Though I have been giving live performances since childhood and many had heard of me, the fame Bollywood songs gave me is enormous. That’s the biggest point.”

Her other hit songs include Tumhi Ho Bandhu from Cocktail and Mora Piya from Raajneeti. Though most of her songs are hits, she has only sung a handful of songs in her 14-year Bollywood career. “I’m very choosy. When I choose a song, my first preference is always the lyrics. Nowadays, most of the songs are missing the poetic element it. The standard is stooping lower day-by-day. All the songs I have sung have the poetic touch. If my priority is met, the other factors like the director and the cast won’t matter to me. I’ll happily go and record the song.

Recently, I sung Khalipan Shor Kare for the movie Paharganj. It’s a beautiful classical based song with meaningful lyrics.”

Her independent song Mahi was released by Spinnin’ Records recently and that topped the charts. She believes that her songs should give a good message to society. She asserts that the music world is vast beyond Bollywood. She’s currently working on her dream project Mein Kavita Hoon. “It deals with only poetry and I will be singing only poems. I will bring one poet to the show and they will recite their poetry. I will compose their poetry, ghazals or whatever they have written. The show will be dedicated to the particular poet only. The project started with Waseem Barelvi. I’ve a long list of poets and I’m planning to do the show globally. The project will feature contemporary and classic poets. I’m very focussed on the project.”

She has also composed music for three movies. Being a composer from childhood, she says the entry into music direction was accidental. She has also done six music albums, with the last one Trance with Khusorow being released in 2014. “The commercial angle won’t work with me while I’m composing music. I like to have the freedom to work. I do music according to the mood and flow.”
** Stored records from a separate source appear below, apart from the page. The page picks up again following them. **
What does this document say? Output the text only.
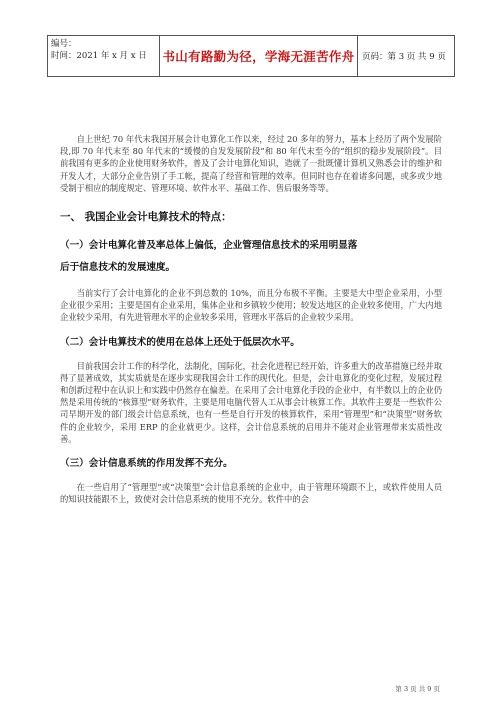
编号：
时间：2021 年 x 月 x 日	书山有路勤为径，学海无涯苦作舟 页码：第 3 页 共 9 页

自上世纪 70 年代末我国开展会计电算化工作以来，经过 20 多年的努力，基本上经历了两个发展阶段,即 70 年代末至 80 年代末的“缓慢的自发发展阶段”和 80 年代末至今的“组织的稳步发展阶段”。目前我国有更多的企业使用财务软件，普及了会计电算化知识，造就了一批既懂计算机又熟悉会计的维护和开发人才，大部分企业告别了手工帐，提高了经营和管理的效率。但同时也存在着诸多问题，或多或少地受制于相应的制度规定、管理环境、软件水平、基础工作、售后服务等等。

一、 我国企业会计电算技术的特点：
（一）会计电算化普及率总体上偏低，企业管理信息技术的采用明显落
后于信息技术的发展速度。

当前实行了会计电算化的企业不到总数的 10%，而且分布极不平衡。主要是大中型企业采用，小型企业很少采用；主要是国有企业采用，集体企业和乡镇较少使用；较发达地区的企业较多使用，广大内地企业较少采用，有先进管理水平的企业较多采用，管理水平落后的企业较少采用。

（二）会计电算技术的使用在总体上还处于低层次水平。

目前我国会计工作的科学化，法制化，国际化，社会化进程已经开始，许多重大的改革措施已经并取得了显著成效，其实质就是在逐步实现我国会计工作的现代化。但是，会计电算化的变化过程，发展过程和创新过程中在认识上和实践中仍然存在偏差。在采用了会计电算化手段的企业中，有半数以上的企业仍然是采用传统的“核算型”财务软件，主要是用电脑代替人工从事会计核算工作。其软件主要是一些软件公司早期开发的部门级会计信息系统，也有一些是自行开发的核算软件，采用“管理型”和“决策型”财务软件的企业较少，采用 ERP 的企业就更少。这样，会计信息系统的启用并不能对企业管理带来实质性改善。

（三）会计信息系统的作用发挥不充分。

在一些启用了“管理型”或“决策型”会计信息系统的企业中，由于管理环境跟不上，或软件使用人员的知识技能跟不上，致使对会计信息系统的使用不充分。软件中的会

第 3 页 共 9 页
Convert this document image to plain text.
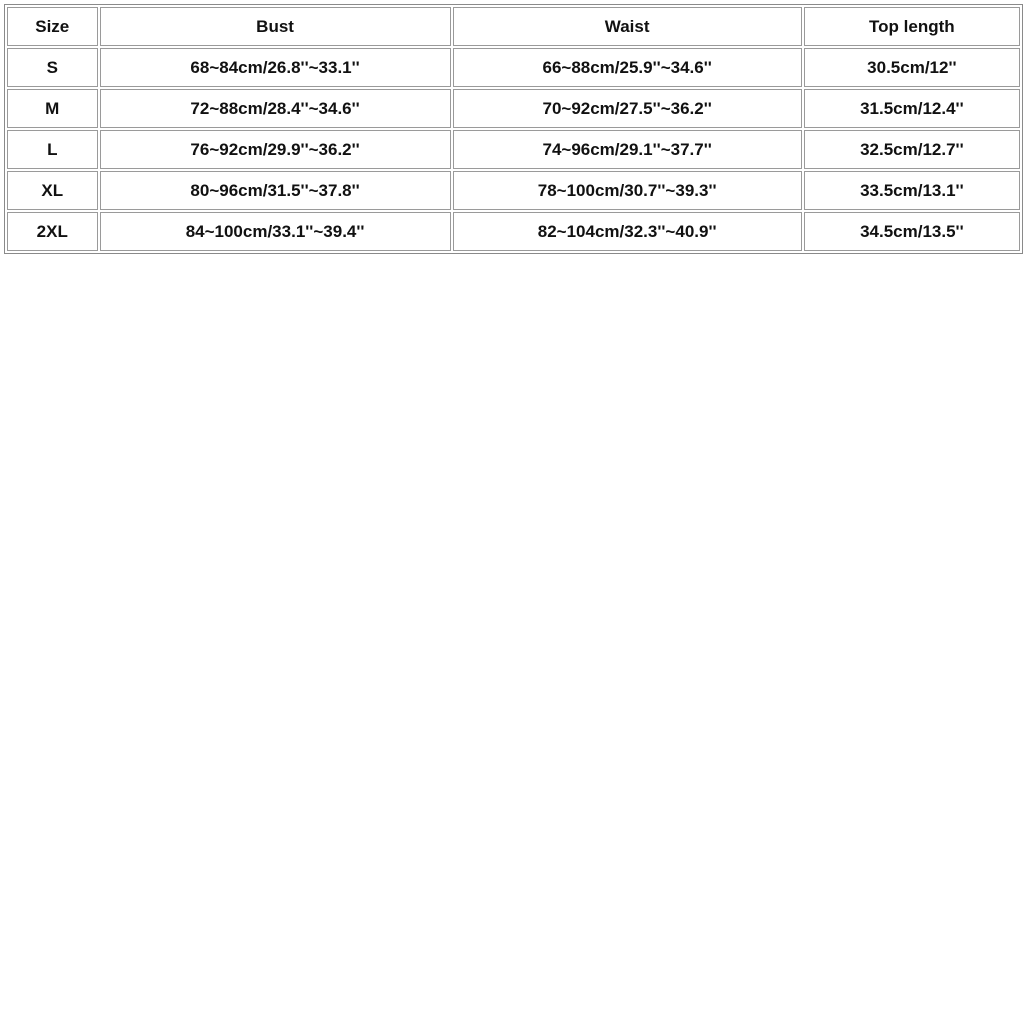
Size	Bust	Waist	Top length
S	68~84cm/26.8''~33.1''	66~88cm/25.9''~34.6''	30.5cm/12''
M	72~88cm/28.4''~34.6''	70~92cm/27.5''~36.2''	31.5cm/12.4''
L	76~92cm/29.9''~36.2''	74~96cm/29.1''~37.7''	32.5cm/12.7''
XL	80~96cm/31.5''~37.8''	78~100cm/30.7''~39.3''	33.5cm/13.1''
2XL	84~100cm/33.1''~39.4''	82~104cm/32.3''~40.9''	34.5cm/13.5''
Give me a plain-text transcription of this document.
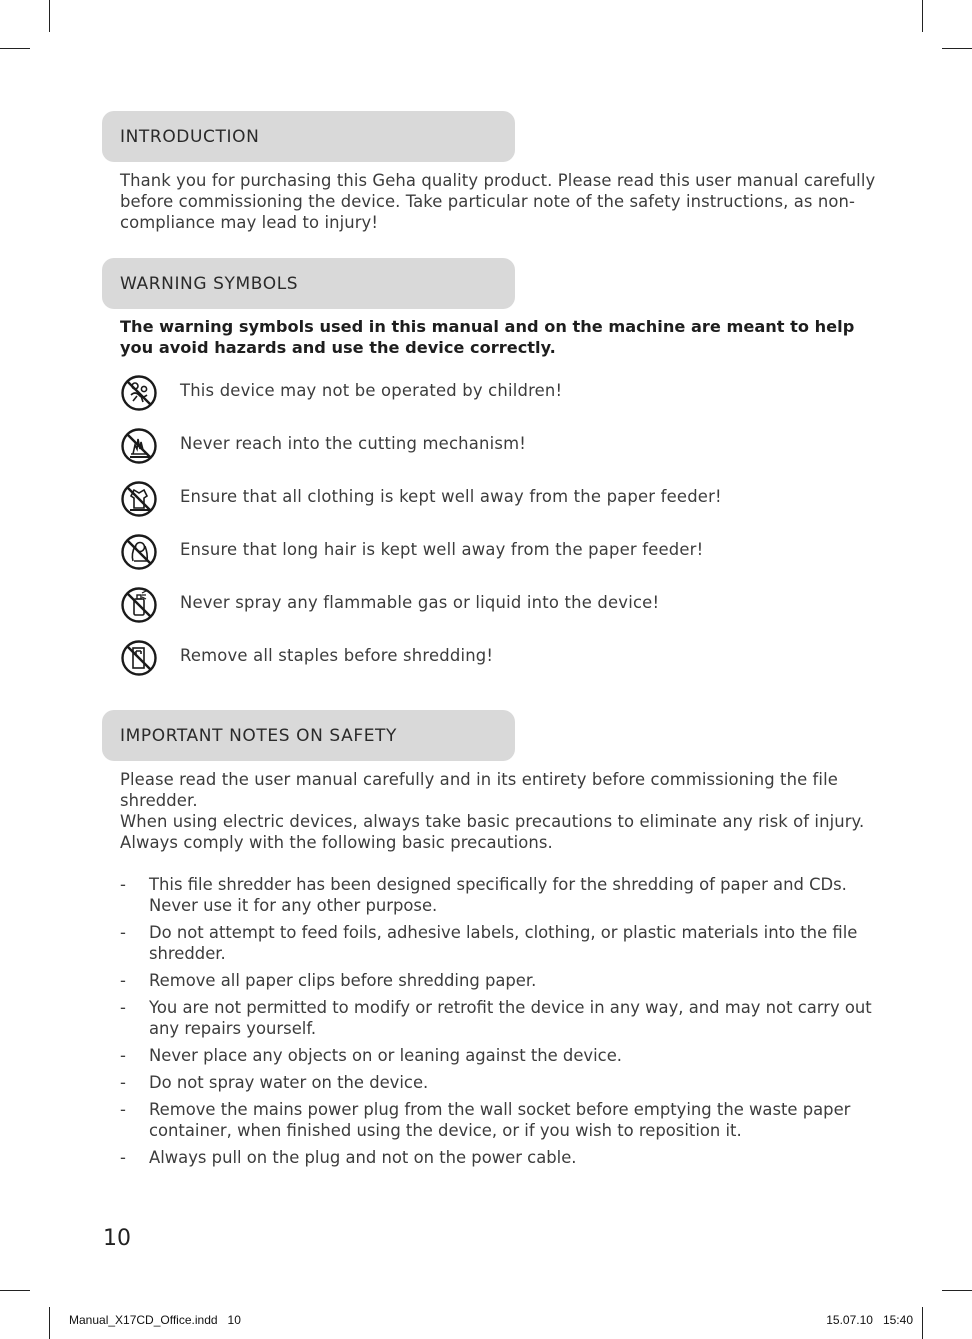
INTRODUCTION
Thank you for purchasing this Geha quality product. Please read this user manual carefully before commissioning the device. Take particular note of the safety instructions, as non-compliance may lead to injury!
WARNING SYMBOLS
The warning symbols used in this manual and on the machine are meant to help you avoid hazards and use the device correctly.
This device may not be operated by children!
Never reach into the cutting mechanism!
Ensure that all clothing is kept well away from the paper feeder!
Ensure that long hair is kept well away from the paper feeder!
Never spray any flammable gas or liquid into the device!
Remove all staples before shredding!
IMPORTANT NOTES ON SAFETY
Please read the user manual carefully and in its entirety before commissioning the file shredder.
When using electric devices, always take basic precautions to eliminate any risk of injury. Always comply with the following basic precautions.
- This file shredder has been designed specifically for the shredding of paper and CDs. Never use it for any other purpose.
- Do not attempt to feed foils, adhesive labels, clothing, or plastic materials into the file shredder.
- Remove all paper clips before shredding paper.
- You are not permitted to modify or retrofit the device in any way, and may not carry out any repairs yourself.
- Never place any objects on or leaning against the device.
- Do not spray water on the device.
- Remove the mains power plug from the wall socket before emptying the waste paper container, when finished using the device, or if you wish to reposition it.
- Always pull on the plug and not on the power cable.
10
Manual_X17CD_Office.indd   10	15.07.10   15:40
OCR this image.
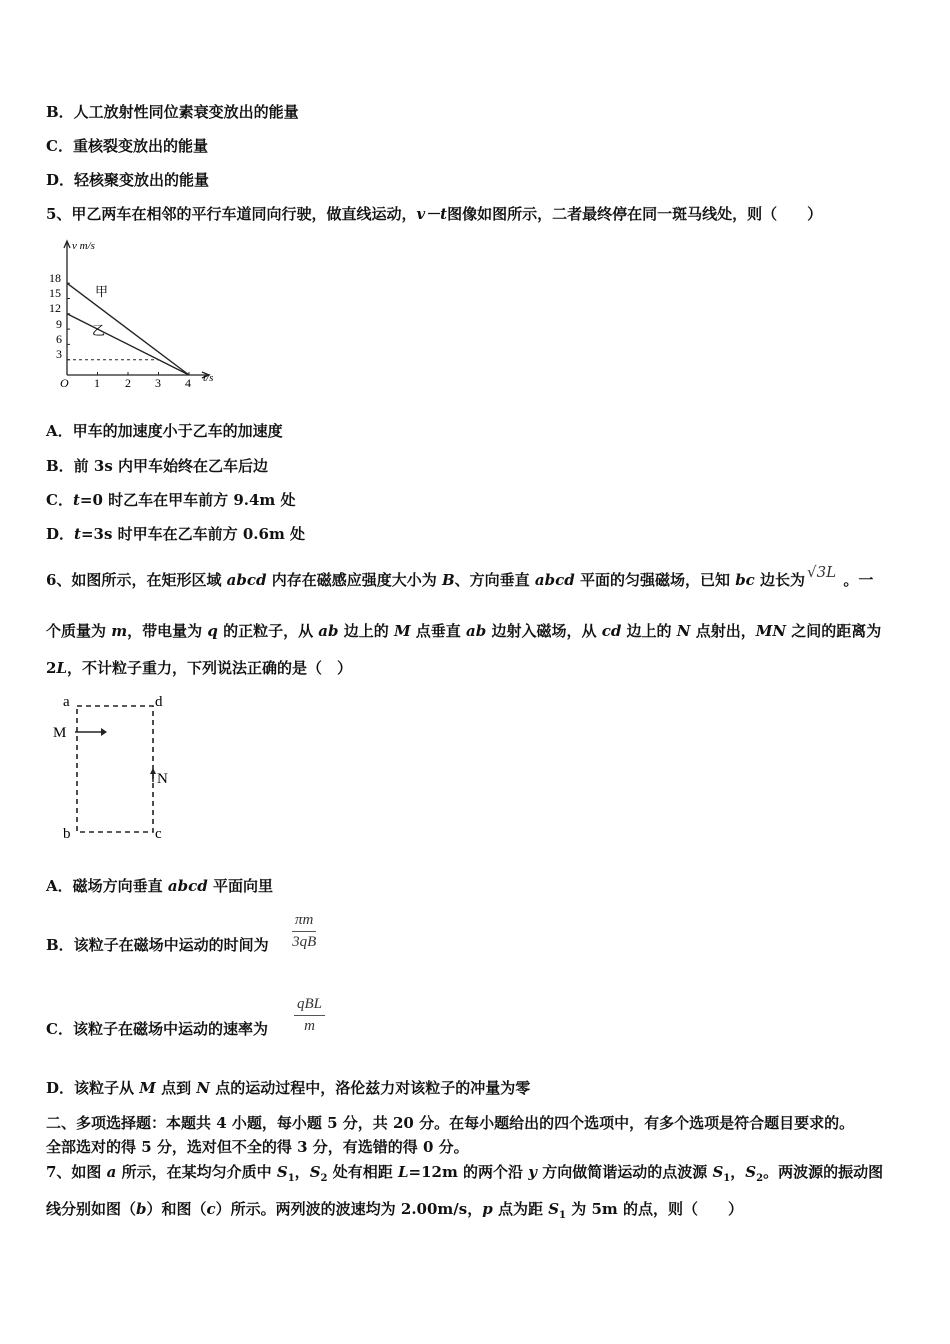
B．人工放射性同位素衰变放出的能量
C．重核裂变放出的能量
D．轻核聚变放出的能量
5、甲乙两车在相邻的平行车道同向行驶，做直线运动，v－t图像如图所示，二者最终停在同一斑马线处，则（　　）
v m/s
t/s
O
18
15
12
9
6
3
1 2 3 4
甲
乙
A．甲车的加速度小于乙车的加速度
B．前 3s 内甲车始终在乙车后边
C．t=0 时乙车在甲车前方 9.4m 处
D．t=3s 时甲车在乙车前方 0.6m 处
6、如图所示，在矩形区域 abcd 内存在磁感应强度大小为 B、方向垂直 abcd 平面的匀强磁场，已知 bc 边长为 √3L 。一
个质量为 m，带电量为 q 的正粒子，从 ab 边上的 M 点垂直 ab 边射入磁场，从 cd 边上的 N 点射出，MN 之间的距离为
2L，不计粒子重力，下列说法正确的是（　）
a	d
b	c
M
N
A．磁场方向垂直 abcd 平面向里
B．该粒子在磁场中运动的时间为 $\frac{\pi m}{3qB}$
C．该粒子在磁场中运动的速率为
qBL
m
D．该粒子从 M 点到 N 点的运动过程中，洛伦兹力对该粒子的冲量为零
二、多项选择题：本题共 4 小题，每小题 5 分，共 20 分。在每小题给出的四个选项中，有多个选项是符合题目要求的。
全部选对的得 5 分，选对但不全的得 3 分，有选错的得 0 分。
7、如图 a 所示，在某均匀介质中 $S_1$，$S_2$ 处有相距 L=12m 的两个沿 y 方向做简谐运动的点波源 $S_1$，$S_2$。两波源的振动图
线分别如图（b）和图（c）所示。两列波的波速均为 2.00m/s，p 点为距 $S_1$ 为 5m 的点，则（　　）
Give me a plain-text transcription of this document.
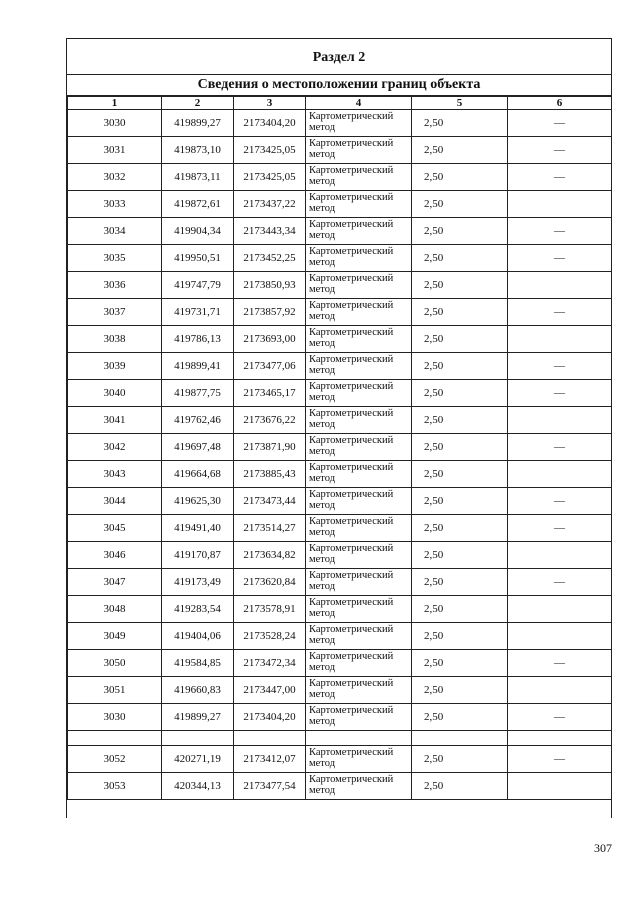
Раздел 2
Сведения о местоположении границ объекта
1	2	3	4	5	6
3030	419899,27	2173404,20	Картометрический метод	2,50	—
3031	419873,10	2173425,05	Картометрический метод	2,50	—
3032	419873,11	2173425,05	Картометрический метод	2,50	—
3033	419872,61	2173437,22	Картометрический метод	2,50	
3034	419904,34	2173443,34	Картометрический метод	2,50	—
3035	419950,51	2173452,25	Картометрический метод	2,50	—
3036	419747,79	2173850,93	Картометрический метод	2,50	
3037	419731,71	2173857,92	Картометрический метод	2,50	—
3038	419786,13	2173693,00	Картометрический метод	2,50	
3039	419899,41	2173477,06	Картометрический метод	2,50	—
3040	419877,75	2173465,17	Картометрический метод	2,50	—
3041	419762,46	2173676,22	Картометрический метод	2,50	
3042	419697,48	2173871,90	Картометрический метод	2,50	—
3043	419664,68	2173885,43	Картометрический метод	2,50	
3044	419625,30	2173473,44	Картометрический метод	2,50	—
3045	419491,40	2173514,27	Картометрический метод	2,50	—
3046	419170,87	2173634,82	Картометрический метод	2,50	
3047	419173,49	2173620,84	Картометрический метод	2,50	—
3048	419283,54	2173578,91	Картометрический метод	2,50	
3049	419404,06	2173528,24	Картометрический метод	2,50	
3050	419584,85	2173472,34	Картометрический метод	2,50	—
3051	419660,83	2173447,00	Картометрический метод	2,50	
3030	419899,27	2173404,20	Картометрический метод	2,50	—

3052	420271,19	2173412,07	Картометрический метод	2,50	—
3053	420344,13	2173477,54	Картометрический метод	2,50	
307
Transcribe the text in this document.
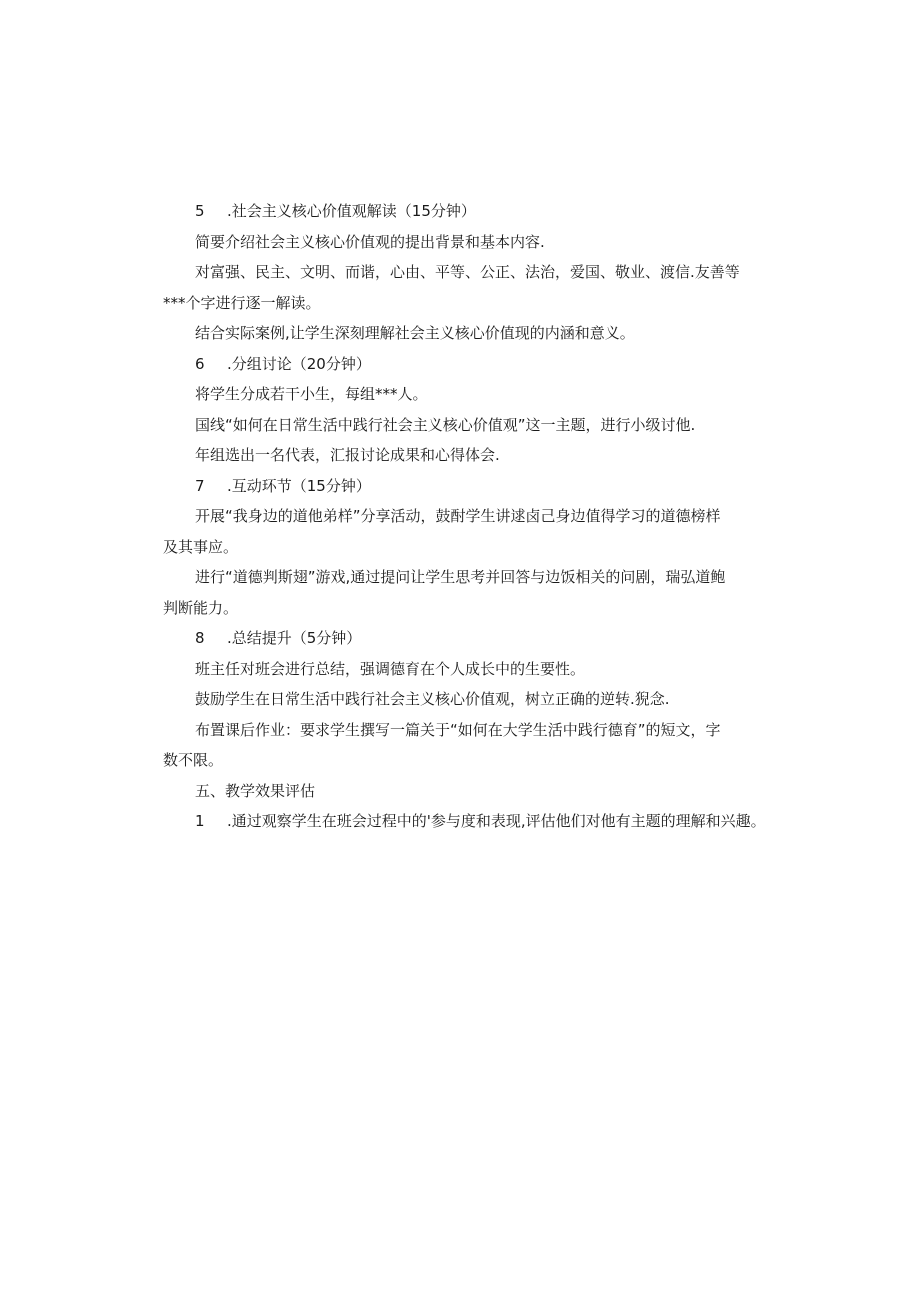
5 .社会主义核心价值观解读（15分钟）

简要介绍社会主义核心价值观的提出背景和基本内容.

对富强、民主、文明、而谐，心由、平等、公正、法治，爱国、敬业、渡信.友善等

***个字进行逐一解读。

结合实际案例,让学生深刻理解社会主义核心价值现的内涵和意义。

6 .分组讨论（20分钟）

将学生分成若干小生，每组***人。

国线“如何在日常生活中践行社会主义核心价值观”这一主题，进行小级讨他.

年组选出一名代表，汇报讨论成果和心得体会.

7 .互动环节（15分钟）

开展“我身边的道他弟样”分享活动，鼓酎学生讲逑卤己身边值得学习的道德榜样

及其事应。

进行“道德判斯翅”游戏,通过提问让学生思考并回答与边饭相关的问剧，瑞弘道鲍

判断能力。

8 .总结提升（5分钟）

班主任对班会进行总结，强调德育在个人成长中的生要性。

鼓励学生在日常生活中践行社会主义核心价值观，树立正确的逆转.猊念.

布置课后作业：要求学生撰写一篇关于“如何在大学生活中践行德育”的短文，字

数不限。

五、教学效果评估

1 .通过观察学生在班会过程中的'参与度和表现,评估他们对他有主题的理解和兴趣。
She believes that the scene of independent music is very good in India. With more bands and independent songs coming out well, people will realise that music is not confined to movie songs alone. She also leads the Sufi band Karwaan, which performs in India and abroad. She has also sung for a Kannada movie. “I listen to South music. I wish to sing a Malayalam song soon. By God’s grace all my songs have been noticed. I wish people continue to love me and my songs,” she wraps up.